Aber das ist halb so schlimm, weil es im Umkreis von zehn Metern glücklicherweise trotzdem Chips, Kaffee und Pizza zu kaufen gibt. In einem Stadtsupermarkt, wie er zeitgemäßer kaum sein könnte. Obwohl – oder vielleicht gerade: weil – dort nicht einmal der meiste Platz für den Verkauf von klassischen Lebensmitteln genutzt wird.

Auf zwei Geschossen mit vier ineinander übergehenden Bereichen macht der zweitausendfünfzehn eröffnete Laden seinen Kunden drei Angebote: Einkaufen. Essen mitnehmen. Ausruhen. (In welcher Reihenfolge, bleibt jedem selbst überlassen.)

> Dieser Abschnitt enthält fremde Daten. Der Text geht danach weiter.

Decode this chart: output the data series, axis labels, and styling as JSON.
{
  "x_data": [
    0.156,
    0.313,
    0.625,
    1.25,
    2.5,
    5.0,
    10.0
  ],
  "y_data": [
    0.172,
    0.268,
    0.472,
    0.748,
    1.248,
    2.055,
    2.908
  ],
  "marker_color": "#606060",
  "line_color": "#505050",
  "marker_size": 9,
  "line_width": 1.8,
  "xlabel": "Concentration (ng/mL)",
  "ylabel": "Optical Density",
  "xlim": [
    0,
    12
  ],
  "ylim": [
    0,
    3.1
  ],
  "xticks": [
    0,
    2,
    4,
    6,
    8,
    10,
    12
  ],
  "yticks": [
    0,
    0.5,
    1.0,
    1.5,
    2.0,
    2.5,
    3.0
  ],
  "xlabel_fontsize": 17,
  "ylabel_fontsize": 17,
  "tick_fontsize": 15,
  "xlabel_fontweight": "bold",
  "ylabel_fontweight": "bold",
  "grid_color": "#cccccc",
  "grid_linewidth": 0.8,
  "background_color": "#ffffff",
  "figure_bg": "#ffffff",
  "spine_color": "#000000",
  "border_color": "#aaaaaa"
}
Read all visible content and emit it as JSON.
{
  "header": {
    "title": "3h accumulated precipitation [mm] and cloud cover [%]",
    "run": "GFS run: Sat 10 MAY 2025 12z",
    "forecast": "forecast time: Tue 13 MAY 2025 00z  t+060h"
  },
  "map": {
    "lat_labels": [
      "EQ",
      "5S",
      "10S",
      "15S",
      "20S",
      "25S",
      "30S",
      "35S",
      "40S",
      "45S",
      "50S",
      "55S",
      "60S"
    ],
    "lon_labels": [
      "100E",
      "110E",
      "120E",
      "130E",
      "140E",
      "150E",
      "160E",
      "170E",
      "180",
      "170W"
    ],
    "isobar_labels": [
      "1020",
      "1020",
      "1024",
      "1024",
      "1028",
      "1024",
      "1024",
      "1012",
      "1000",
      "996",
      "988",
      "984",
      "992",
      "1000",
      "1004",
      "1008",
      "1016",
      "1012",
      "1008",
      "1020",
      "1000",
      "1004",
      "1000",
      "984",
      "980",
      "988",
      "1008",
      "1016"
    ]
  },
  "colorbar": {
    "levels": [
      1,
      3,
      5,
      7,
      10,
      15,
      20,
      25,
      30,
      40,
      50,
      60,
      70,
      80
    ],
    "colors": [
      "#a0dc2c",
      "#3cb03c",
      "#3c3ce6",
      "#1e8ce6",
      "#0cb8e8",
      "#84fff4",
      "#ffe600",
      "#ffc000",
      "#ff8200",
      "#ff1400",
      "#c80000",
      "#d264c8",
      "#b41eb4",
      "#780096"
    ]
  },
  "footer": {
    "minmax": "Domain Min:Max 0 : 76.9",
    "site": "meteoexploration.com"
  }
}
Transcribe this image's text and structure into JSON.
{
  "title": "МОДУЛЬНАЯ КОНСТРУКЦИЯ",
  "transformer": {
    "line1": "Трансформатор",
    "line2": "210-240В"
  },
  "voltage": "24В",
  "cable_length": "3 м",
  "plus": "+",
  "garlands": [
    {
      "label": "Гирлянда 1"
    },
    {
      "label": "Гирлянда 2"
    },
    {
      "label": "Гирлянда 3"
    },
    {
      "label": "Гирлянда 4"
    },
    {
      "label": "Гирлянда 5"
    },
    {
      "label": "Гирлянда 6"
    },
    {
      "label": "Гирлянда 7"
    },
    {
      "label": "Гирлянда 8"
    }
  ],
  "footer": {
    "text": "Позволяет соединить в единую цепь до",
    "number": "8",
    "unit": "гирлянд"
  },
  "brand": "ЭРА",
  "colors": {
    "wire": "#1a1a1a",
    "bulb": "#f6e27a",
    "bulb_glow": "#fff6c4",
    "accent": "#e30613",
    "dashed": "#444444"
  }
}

Das Erdgeschoss teilen sich Kühlwände und Verkaufsregale auf der linken Seite …

… mit zwei langen „Food to Go“-Theken auf der rechten. An denen kriegt man eine Lunch-Box nach Wunsch befüllt (mit Salaten und vegetarischen Mini-Gerichten) oder kann ein Stück Pizza, einen frisch gepressten Saft und einen heißen Kaffee mitnehmen.

Die Auswahl ist nicht riesig, aber ausreichend – das sorgt dafür, dass es zur Mittagszeit in der Schlange einigermaßen zackig vorangeht.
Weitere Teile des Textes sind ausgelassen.